In New York, a lawyer panicked when she thought she was a day late for her client’s case. Then she looked again — she was 364 days too early.
The shame is that most of those cases clogging the immigration dockets don’t belong there. Today, the easiest way to predict the outcome of cases pending in immigration court is not to examine the evidence, but to simply see who has a lawyer.
The New York Immigrant Representation Study revealed that immigrants who are detained without attorneys have only a 3% chance of a successful outcome in their case. What’s the figure for those who have lawyers and are not detained? Nearly threequarters win their case.
So is the solution simply to give immigrants lawyers, and to avoid unnecessary detention? The answer is “yes, and no.”
Assigning counsel for immigrants who cannot afford them is an excellent idea. Immigrant Justice Corps, a legal fellowship program of which I am a board member, has helped add talented new lawyers to the field. And New York City has made some progress toward increasing access to counsel in the city’s immigration courts.
As for reducing detention of immigrants awaiting hearings?

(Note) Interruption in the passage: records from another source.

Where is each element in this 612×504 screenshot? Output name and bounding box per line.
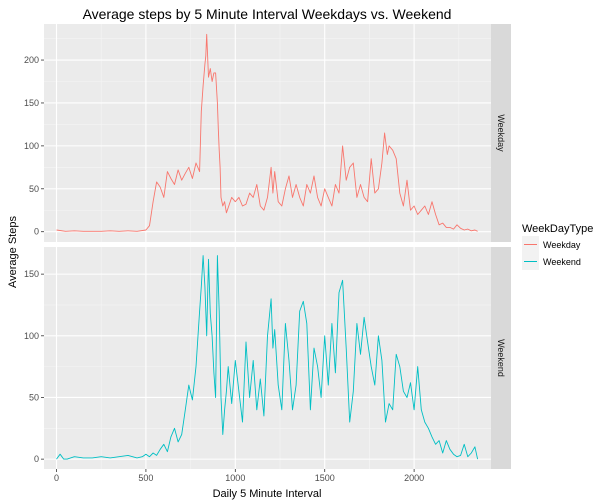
x-tick-label: 500 <box>138 473 153 483</box>
x-axis: 0 500 1000 1500 2000 <box>54 469 424 483</box>
legend-title: WeekDayType <box>522 223 593 235</box>
x-tick-label: 1500 <box>315 473 335 483</box>
x-tick-label: 1000 <box>225 473 245 483</box>
y-tick-label: 100 <box>24 141 39 151</box>
y-tick-label: 200 <box>24 55 39 65</box>
legend-item-weekend: Weekend <box>522 253 581 270</box>
legend-label: Weekday <box>543 240 581 250</box>
y-tick-label: 50 <box>29 184 39 194</box>
y-tick-label: 50 <box>29 392 39 402</box>
legend: WeekDayType Weekday Weekend <box>522 223 593 270</box>
x-tick-label: 0 <box>54 473 59 483</box>
y-tick-label: 150 <box>24 98 39 108</box>
legend-item-weekday: Weekday <box>522 236 581 253</box>
series-line-weekday <box>56 33 478 232</box>
chart-title: Average steps by 5 Minute Interval Weekd… <box>83 6 452 22</box>
y-tick-label: 0 <box>34 227 39 237</box>
facet-strip <box>491 247 511 469</box>
legend-label: Weekend <box>543 257 581 267</box>
series-line-weekend <box>56 255 479 460</box>
panel-background <box>44 24 491 242</box>
y-tick-label: 100 <box>24 331 39 341</box>
facet-panel-weekend: 0 50 100 150 Weekend <box>24 247 511 469</box>
y-axis-title: Average Steps <box>7 216 19 288</box>
facet-strip-label: Weekend <box>496 339 506 377</box>
facet-panel-weekday: 0 50 100 150 200 Weekday <box>24 24 511 242</box>
panel-background <box>44 247 491 469</box>
facet-strip <box>491 24 511 242</box>
facet-strip-label: Weekday <box>496 114 506 152</box>
y-tick-label: 150 <box>24 269 39 279</box>
x-axis-title: Daily 5 Minute Interval <box>213 488 322 500</box>
y-tick-label: 0 <box>34 454 39 464</box>
x-tick-label: 2000 <box>404 473 424 483</box>
facet-panels: 0 50 100 150 200 Weekday 0 50 100 150 Weekend <box>24 24 511 469</box>
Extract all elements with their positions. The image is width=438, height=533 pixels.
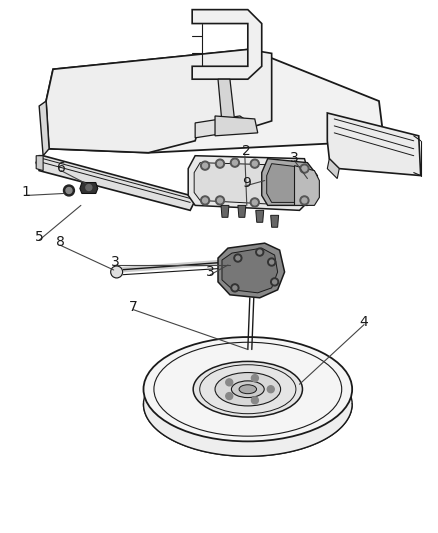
Polygon shape — [192, 10, 262, 79]
Circle shape — [236, 256, 240, 260]
Circle shape — [226, 393, 233, 400]
Circle shape — [203, 163, 208, 168]
Circle shape — [226, 379, 233, 386]
Text: 3: 3 — [290, 151, 299, 165]
Circle shape — [218, 198, 223, 203]
Polygon shape — [218, 79, 235, 123]
Polygon shape — [262, 159, 318, 205]
Polygon shape — [39, 101, 49, 156]
Text: 6: 6 — [57, 160, 65, 175]
Circle shape — [233, 286, 237, 290]
Circle shape — [250, 159, 259, 168]
Text: 3: 3 — [206, 265, 215, 279]
Circle shape — [302, 166, 307, 171]
Circle shape — [250, 198, 259, 207]
Circle shape — [64, 185, 74, 196]
Circle shape — [230, 158, 240, 167]
Circle shape — [302, 198, 307, 203]
Circle shape — [268, 258, 276, 266]
Circle shape — [234, 254, 242, 262]
Ellipse shape — [144, 337, 352, 441]
Polygon shape — [46, 50, 272, 153]
Polygon shape — [294, 166, 319, 205]
Circle shape — [300, 196, 309, 205]
Text: 5: 5 — [35, 230, 43, 244]
Text: 4: 4 — [360, 314, 368, 329]
Circle shape — [218, 161, 223, 166]
Text: 1: 1 — [22, 185, 31, 199]
Polygon shape — [327, 159, 339, 179]
Circle shape — [271, 278, 279, 286]
Polygon shape — [256, 211, 264, 222]
Circle shape — [258, 250, 262, 254]
Circle shape — [231, 284, 239, 292]
Polygon shape — [215, 116, 258, 136]
Polygon shape — [195, 116, 255, 138]
Ellipse shape — [144, 352, 352, 456]
Circle shape — [252, 200, 257, 205]
Ellipse shape — [193, 361, 303, 417]
Text: 3: 3 — [111, 255, 120, 269]
Polygon shape — [222, 248, 278, 293]
Ellipse shape — [231, 381, 264, 398]
Polygon shape — [36, 156, 43, 171]
Text: 8: 8 — [56, 235, 64, 249]
Polygon shape — [80, 182, 98, 193]
Circle shape — [66, 188, 72, 193]
Polygon shape — [188, 156, 309, 211]
Circle shape — [270, 260, 274, 264]
Text: 2: 2 — [243, 144, 251, 158]
Polygon shape — [36, 156, 195, 211]
Polygon shape — [327, 113, 421, 175]
Polygon shape — [221, 205, 229, 217]
Ellipse shape — [239, 385, 257, 394]
Polygon shape — [218, 243, 285, 298]
Circle shape — [300, 164, 309, 173]
Circle shape — [201, 161, 209, 170]
Circle shape — [267, 386, 274, 393]
Polygon shape — [194, 163, 304, 205]
Polygon shape — [267, 164, 312, 203]
Circle shape — [215, 159, 224, 168]
Circle shape — [273, 280, 277, 284]
Circle shape — [86, 184, 92, 190]
Ellipse shape — [215, 373, 281, 406]
Polygon shape — [46, 50, 384, 153]
Circle shape — [251, 375, 258, 382]
Polygon shape — [238, 205, 246, 217]
Circle shape — [251, 397, 258, 404]
Circle shape — [256, 248, 264, 256]
Text: 7: 7 — [129, 300, 138, 314]
Circle shape — [233, 160, 237, 165]
Text: 9: 9 — [242, 175, 251, 190]
Polygon shape — [271, 215, 279, 227]
Circle shape — [111, 266, 123, 278]
Circle shape — [201, 196, 209, 205]
Circle shape — [215, 196, 224, 205]
Circle shape — [252, 161, 257, 166]
Circle shape — [203, 198, 208, 203]
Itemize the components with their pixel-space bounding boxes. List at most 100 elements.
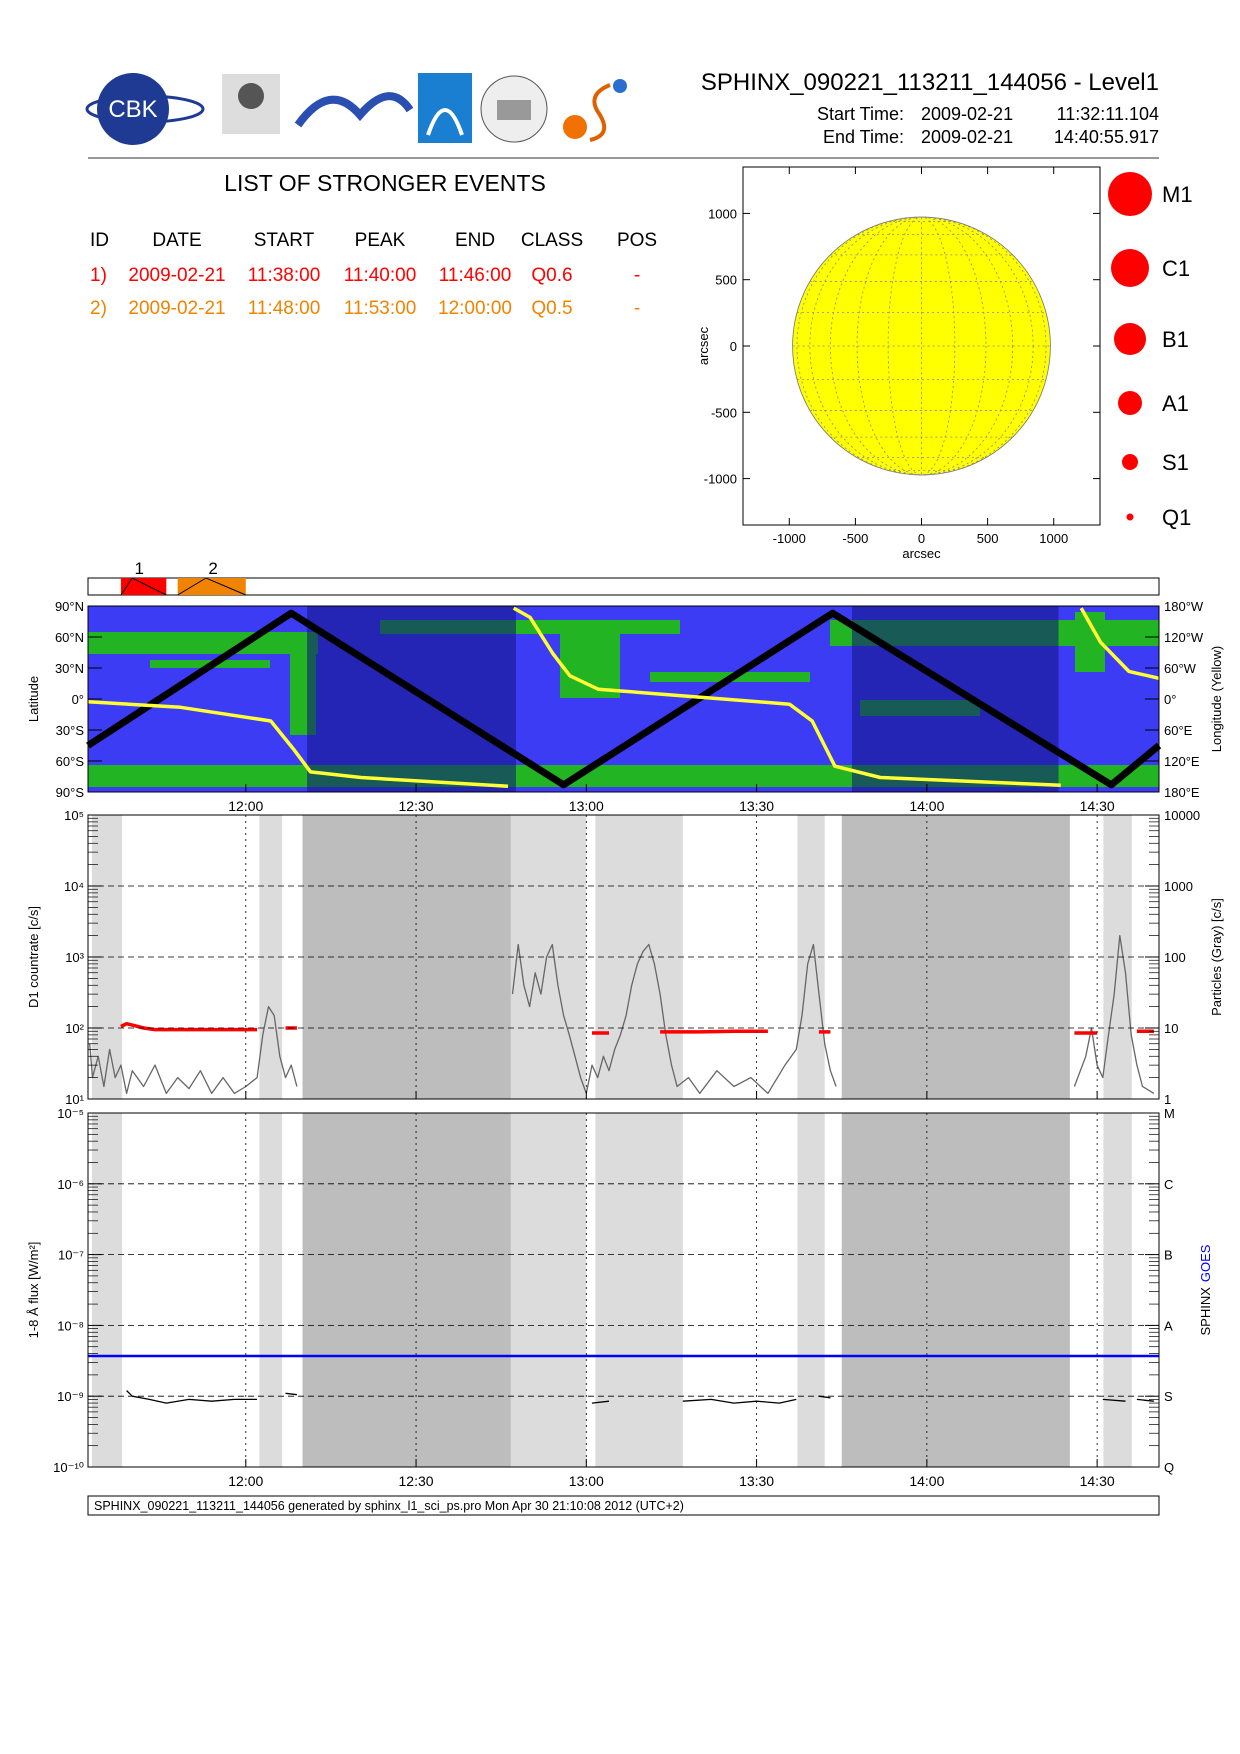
y2-tick-label: A bbox=[1164, 1318, 1173, 1333]
table-header: START bbox=[254, 230, 315, 251]
y2-tick-label: M bbox=[1164, 1106, 1175, 1121]
end-label: End Time: bbox=[823, 127, 904, 147]
table-cell: 11:46:00 bbox=[439, 265, 512, 286]
class-marker bbox=[1114, 323, 1146, 355]
table-cell: 2009-02-21 bbox=[128, 265, 225, 286]
event-span bbox=[177, 578, 246, 595]
y2-tick-label: 180°E bbox=[1164, 785, 1200, 800]
y-tick-label: 500 bbox=[715, 273, 737, 288]
y2-tick-label: S bbox=[1164, 1389, 1173, 1404]
y2-tick-label: 0° bbox=[1164, 692, 1176, 707]
eclipse-shade bbox=[851, 606, 1059, 792]
eclipse-shade bbox=[307, 606, 516, 792]
end-date: 2009-02-21 bbox=[921, 127, 1013, 147]
y-axis-label: Latitude bbox=[26, 676, 41, 722]
y-tick-label: 10⁻⁶ bbox=[57, 1177, 84, 1192]
logo-ring bbox=[85, 94, 205, 124]
table-cell: 11:53:00 bbox=[344, 298, 417, 319]
y-tick-label: 90°S bbox=[56, 785, 85, 800]
class-marker bbox=[1108, 172, 1152, 216]
y2-tick-label: 60°W bbox=[1164, 661, 1197, 676]
y-tick-label: 10⁻⁸ bbox=[57, 1318, 84, 1333]
class-label: M1 bbox=[1162, 182, 1193, 207]
y-tick-label: 10¹ bbox=[65, 1092, 84, 1107]
y-axis-label: 1-8 Å flux [W/m²] bbox=[26, 1242, 41, 1339]
y2-tick-label: 120°W bbox=[1164, 630, 1204, 645]
data-line bbox=[285, 1392, 297, 1396]
data-line bbox=[660, 1029, 768, 1034]
light-shade bbox=[510, 1113, 587, 1467]
dark-shade bbox=[302, 815, 511, 1099]
y2-tick-label: 60°E bbox=[1164, 723, 1193, 738]
class-marker bbox=[1111, 249, 1149, 287]
logo-iapan bbox=[294, 92, 414, 128]
y-tick-label: 90°N bbox=[55, 599, 84, 614]
data-line bbox=[120, 1021, 258, 1032]
dark-shade bbox=[841, 1113, 1070, 1467]
x-tick-label: 500 bbox=[977, 531, 999, 546]
light-shade bbox=[595, 1113, 683, 1467]
x-axis-label: arcsec bbox=[902, 546, 941, 561]
y2-tick-label: Q bbox=[1164, 1460, 1174, 1475]
footer: SPHINX_090221_113211_144056 generated by… bbox=[94, 1499, 684, 1513]
start-time: 11:32:11.104 bbox=[1057, 104, 1159, 124]
logo-cbk bbox=[97, 73, 169, 145]
x-tick-label: 13:00 bbox=[569, 1473, 604, 1489]
table-header: POS bbox=[617, 230, 657, 251]
data-line bbox=[1102, 1398, 1126, 1402]
y2-tick-label: B bbox=[1164, 1248, 1173, 1263]
table-cell: 2009-02-21 bbox=[128, 298, 225, 319]
event-peak bbox=[120, 577, 167, 596]
table-cell: Q0.6 bbox=[531, 265, 572, 286]
table-cell: Q0.5 bbox=[531, 298, 572, 319]
x-tick-label: 14:30 bbox=[1080, 1473, 1115, 1489]
y-tick-label: 1000 bbox=[708, 206, 737, 221]
x-tick-label: -500 bbox=[842, 531, 868, 546]
class-label: C1 bbox=[1162, 256, 1190, 281]
event-label: 1 bbox=[135, 559, 144, 578]
x-tick-label: -1000 bbox=[773, 531, 806, 546]
logo-s bbox=[589, 83, 611, 142]
table-header: CLASS bbox=[521, 230, 583, 251]
y2-axis-label: Particles (Gray) [c/s] bbox=[1209, 898, 1224, 1016]
class-label: S1 bbox=[1162, 450, 1189, 475]
table-cell: 1) bbox=[90, 265, 107, 286]
data-line bbox=[682, 1398, 797, 1404]
meridian bbox=[856, 216, 987, 476]
event-peak bbox=[177, 577, 246, 596]
class-marker bbox=[1118, 391, 1142, 415]
x-tick-label: 14:00 bbox=[909, 1473, 944, 1489]
data-line bbox=[1079, 607, 1160, 681]
logos: CBK bbox=[85, 73, 627, 145]
y-tick-label: 0 bbox=[730, 339, 737, 354]
class-marker bbox=[1122, 454, 1138, 470]
table-header: ID bbox=[90, 230, 109, 251]
class-marker bbox=[1126, 513, 1134, 521]
data-line bbox=[89, 1005, 298, 1095]
y2-axis-label: Longitude (Yellow) bbox=[1209, 646, 1224, 752]
y-tick-label: 30°N bbox=[55, 661, 84, 676]
land bbox=[560, 628, 620, 698]
y-tick-label: 0° bbox=[72, 692, 84, 707]
x-tick-label: 12:30 bbox=[399, 1473, 434, 1489]
class-label: Q1 bbox=[1162, 505, 1191, 530]
y2-tick-label: 1000 bbox=[1164, 879, 1193, 894]
y2-tick-label: 10000 bbox=[1164, 808, 1200, 823]
x-tick-label: 0 bbox=[918, 531, 925, 546]
y2-tick-label: 1 bbox=[1164, 1092, 1171, 1107]
events-title: LIST OF STRONGER EVENTS bbox=[224, 170, 546, 196]
data-line bbox=[87, 700, 509, 789]
table-cell: 11:38:00 bbox=[248, 265, 321, 286]
y-axis-label: D1 countrate [c/s] bbox=[26, 906, 41, 1008]
x-tick-label: 1000 bbox=[1039, 531, 1068, 546]
table-header: DATE bbox=[152, 230, 201, 251]
data-line bbox=[511, 943, 837, 1095]
y-tick-label: 10⁻¹⁰ bbox=[53, 1460, 84, 1475]
logo-sun bbox=[563, 115, 587, 139]
x-tick-label: 13:30 bbox=[739, 1473, 774, 1489]
y-tick-label: 10⁻⁵ bbox=[57, 1106, 84, 1121]
dark-shade bbox=[841, 815, 1070, 1099]
plot-frame bbox=[87, 1112, 1160, 1468]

That’s also an excellent idea, but implementing it is not so simple.
Many of those detained immigrants are kept in private detention facilities — and the corporations that run the for-profit facilities have lobbyists.
Incredibly, the lobbyists managed to get a quota in the law that funds U.S. Immigration and Customs Enforcement: a mandatory number of detention beds that ICE must maintain. It is now set at 34,000 beds, a windfall for the private jail corporations.
And those companies receive another benefit. While you can get into legal trouble for hiring an undocumented immigrant as a baby-sitter, the private jailers put their incarcerated immigrants to work maintaining their facilities.
And what do they pay this incarcerated workforce? Congress inserted a loophole in the labor laws that sets the wages private jailers pay at 13 cents an hour.
This is the mess the Trump administration inherited when it came to office.
Without legislative action, the situation will only get worse — in fact, it already has.
In just the past six months, the backlog in immigration courts has grown by more than 10%. Today, the average case on the docket has been pending for 672 days — more than a year and 10 months.
Solutions exist — common-sense proposals that I believe will command the support of a bipartisan consensus.
First, Congress needs to pass legislation that will focus enforcement efforts exclusively on those who pose a threat: violent criminals, serious drug dealers and gang members, swindlers and terrorists.
Too many agents simply continue to pluck low-hanging fruit — for example, by trolling courthouses to arrest immigrants appearing for their Housing Court cases. Second, Congress needs to end the detention bed quota, set fair wages for detained laborers and eventually phase out for-profit jails altogether.
Third, Congress should follow New York’s lead, and provide lawyers for immigrants facing removal. A bipartisan consensus in Congress recognizes that current policies do little beyond making court backlogs worse. More importantly, members of Congress from both parties understand the importance of immigration to the continued vitality of their local economies.
And everyone with a conscience knows that the time for action is now.